What security do you provide your API users?
CoinFLEX offers both REST and Websocket APIs optimised for ultra-low latency connections with deep security safeguards in place. We offer SSL/TLS connections in order to encrypt the communications between your server and our server. By employing an Elliptic Curve Digital Signature Algorithm (ECDSA) for our users to authorise messages through our API, we eliminate the need for passwords to be sent over the internet or stored in our API servers. In contrast to other major cryptocurrency exchanges, we do not accept withdrawal requests through the API to any address or bank account that was not registered via our website with two-factor authentication enabled. We reduce the risk of our servers being compromised through multiple firewalls and load balancers. However, in the event that one of our API servers is compromised, you can be assured that no customer data is ever held on those servers.
How do I authenticate the WebSocket API?
You can find a detailed explanation of the full authentication process with examples in our github API directory.If you experience challenges with the elliptic curve based signing part of the authentication process, please contact us at [email protected]. We have made a C program called sign_secp224k1. You should be able to compile it on OS X or Linux just by downloading the libecp repository and typing: make sign_secp224k1Full instructions on how to compile and use it are in this repository as well.

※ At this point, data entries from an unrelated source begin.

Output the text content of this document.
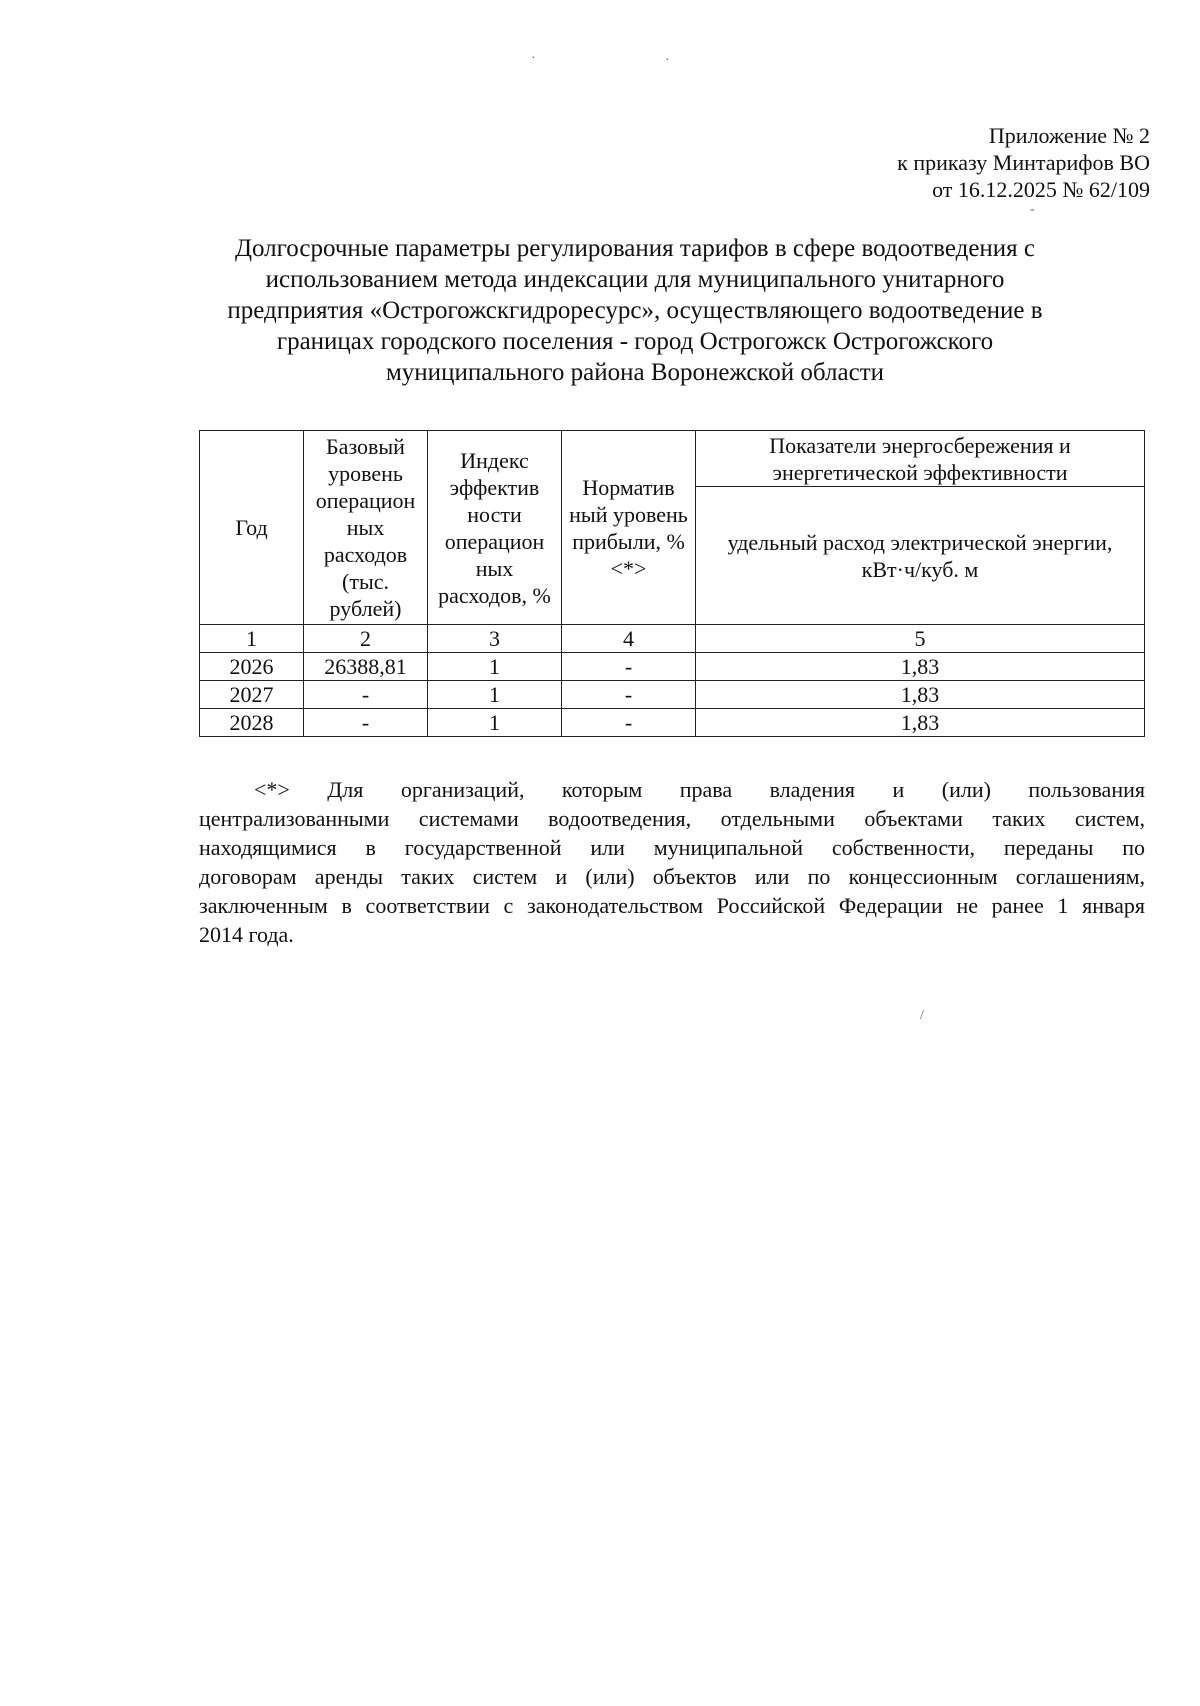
·	·
‑
/
Приложение № 2
к приказу Минтарифов ВО
от 16.12.2025 № 62/109
Долгосрочные параметры регулирования тарифов в сфере водоотведения с
использованием метода индексации для муниципального унитарного
предприятия «Острогожскгидроресурс», осуществляющего водоотведение в
границах городского поселения - город Острогожск Острогожского
муниципального района Воронежской области
Год	Базовый уровень операцион ных расходов (тыс. рублей)	Индекс эффектив ности операцион ных расходов, %	Норматив ный уровень прибыли, % <*>	Показатели энергосбережения и энергетической эффективности
				удельный расход электрической энергии, кВт·ч/куб. м
1	2	3	4	5
2026	26388,81	1	-	1,83
2027	-	1	-	1,83
2028	-	1	-	1,83
<*> Для организаций, которым права владения и (или) пользования
централизованными системами водоотведения, отдельными объектами таких систем,
находящимися в государственной или муниципальной собственности, переданы по
договорам аренды таких систем и (или) объектов или по концессионным соглашениям,
заключенным в соответствии с законодательством Российской Федерации не ранее 1 января
2014 года.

Once compiled, you should be able to use it to perform the possibly challenging step of the AUTH.md authentication process.
Where can I find my API credentials?
You can view your API authentication credentials via the My Account API Details tab. They become visible only after your account is fully activated. When prompted for a “passphrase”, please use the password that you use for signing in to your CoinFLEX account. Please note that you should not be sharing the above credentials with third parties and if you do so, you do it at your own responsibility, allowing the third party access to your account.